The insider trading cases on these platforms are becoming almost routine. An anonymous Polymarket user bet over $32,000 on the capture of Venezuelan president Nicolas Maduro just before it happened, turning the wager into a $400,000 profit. Another user in December 2025 made nearly $1 million through accurate bets on Google's Year in Search rankings. These are not statistical anomalies. They are evidence of a market where people with access to nonpublic information can profit with near-certainty.
The counterargument from the Trump administration and its CFTC leadership is seductive. These platforms, they say, facilitate price discovery and information aggregation, fundamental economic goods. CFTC chairman Michael Selig has embraced prediction markets' role in these functions, describing them as deeply rooted in commodity futures trading history. The exchanges themselves maintain robust compliance programmes. On the surface, the system has safeguards.
But look closely at what Selig and others are actually saying. The CFTC asserts it has "full authority" to police misconduct. Selig notes that exchanges are "the regulator's first line of defence." That phrasing matters. It implies a second line of defence. There isn't one. Despite their growing popularity and several high-profile instances of suspected insider trading, the CFTC and criminal authorities have yet to bring a case alleging fraud or manipulation in these markets.
Congress is beginning to notice. House and Senate ethics committees give no financial disclosure guidance on event contracts or prediction markets, unlike stock, cryptocurrency and bond trades, and there is no public guidance on how to report gains from these financial vehicles. Senator Jeff Merkley has introduced legislation that would ban members of Congress, the president and vice president from buying or selling any prediction market bets. Senator Chris Murphy introduced the "BETS OFF Act," which would prohibit wagers on terrorism, assassination and war, and also ban trades on non-financial government actions and events where the outcome is known in advance.

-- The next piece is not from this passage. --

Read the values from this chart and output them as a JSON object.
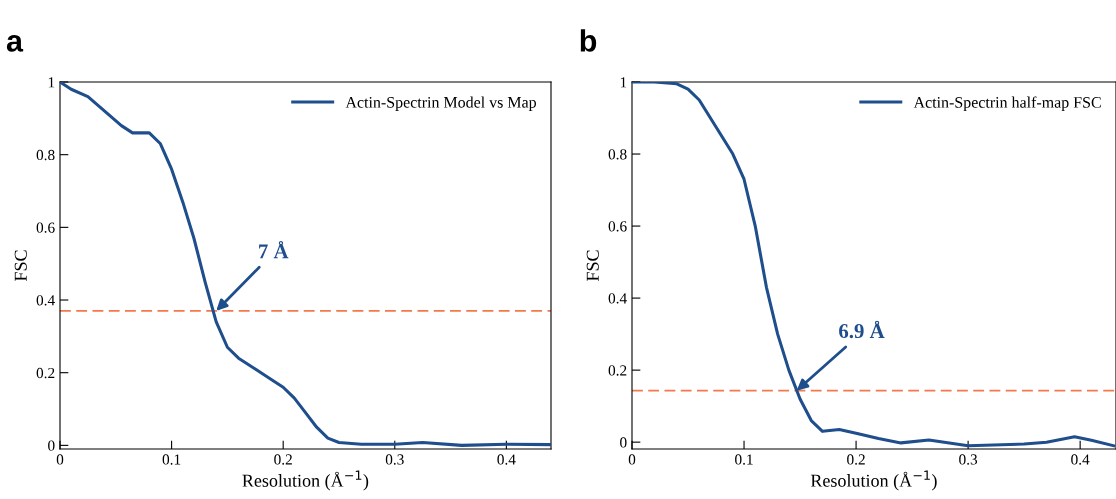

The problem is not that prediction markets exist or that trading on them should be illegal. The problem is that the regulatory infrastructure treating them as legitimate financial instruments has no teeth. The CFTC can claim authority while allocating minimal enforcement resources. Exchanges can claim compliance while handling serious violations internally. Lawmakers can express shock at well-timed trades while doing nothing to prevent them.

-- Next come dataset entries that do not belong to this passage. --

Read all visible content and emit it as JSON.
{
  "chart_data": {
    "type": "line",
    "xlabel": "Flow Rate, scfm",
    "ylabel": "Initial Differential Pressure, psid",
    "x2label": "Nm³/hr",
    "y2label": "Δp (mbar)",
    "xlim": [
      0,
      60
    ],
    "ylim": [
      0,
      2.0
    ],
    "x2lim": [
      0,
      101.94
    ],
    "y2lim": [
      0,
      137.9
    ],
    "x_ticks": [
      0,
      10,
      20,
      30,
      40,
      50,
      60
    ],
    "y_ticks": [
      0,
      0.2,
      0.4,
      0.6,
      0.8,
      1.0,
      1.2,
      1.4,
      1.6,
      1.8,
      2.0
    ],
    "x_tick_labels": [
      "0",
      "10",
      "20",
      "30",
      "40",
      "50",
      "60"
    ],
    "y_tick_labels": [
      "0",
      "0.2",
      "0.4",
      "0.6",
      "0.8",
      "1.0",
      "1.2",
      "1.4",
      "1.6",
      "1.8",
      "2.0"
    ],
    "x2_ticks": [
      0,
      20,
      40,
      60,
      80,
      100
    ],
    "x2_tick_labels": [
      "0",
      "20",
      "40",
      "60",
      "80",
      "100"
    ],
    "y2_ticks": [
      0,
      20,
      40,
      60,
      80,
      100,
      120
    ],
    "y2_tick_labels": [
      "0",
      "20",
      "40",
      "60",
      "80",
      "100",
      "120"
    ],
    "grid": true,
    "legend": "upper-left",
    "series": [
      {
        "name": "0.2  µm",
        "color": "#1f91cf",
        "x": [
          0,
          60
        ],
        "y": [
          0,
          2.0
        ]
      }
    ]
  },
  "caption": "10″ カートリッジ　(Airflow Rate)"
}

Federal prosecutors are now signalling they will get involved. The United States Attorney for the Southern District of New York stated that prediction markets are "an area that I am looking at" and that enforcement actions are expected. If criminal prosecution arrives before the CFTC's civil enforcement does, it will reveal an embarrassing truth: a federal financial regulator lost control of its own domain to the criminal justice system.
Reasonable people disagree on whether prediction markets should exist at all. Some see them as valuable information aggregators; others see them as corrupt gambling dressed in financial language. But there is no legitimate disagreement on this: if a market is regulated as a financial instrument, it must be enforced as one. Right now, it is neither.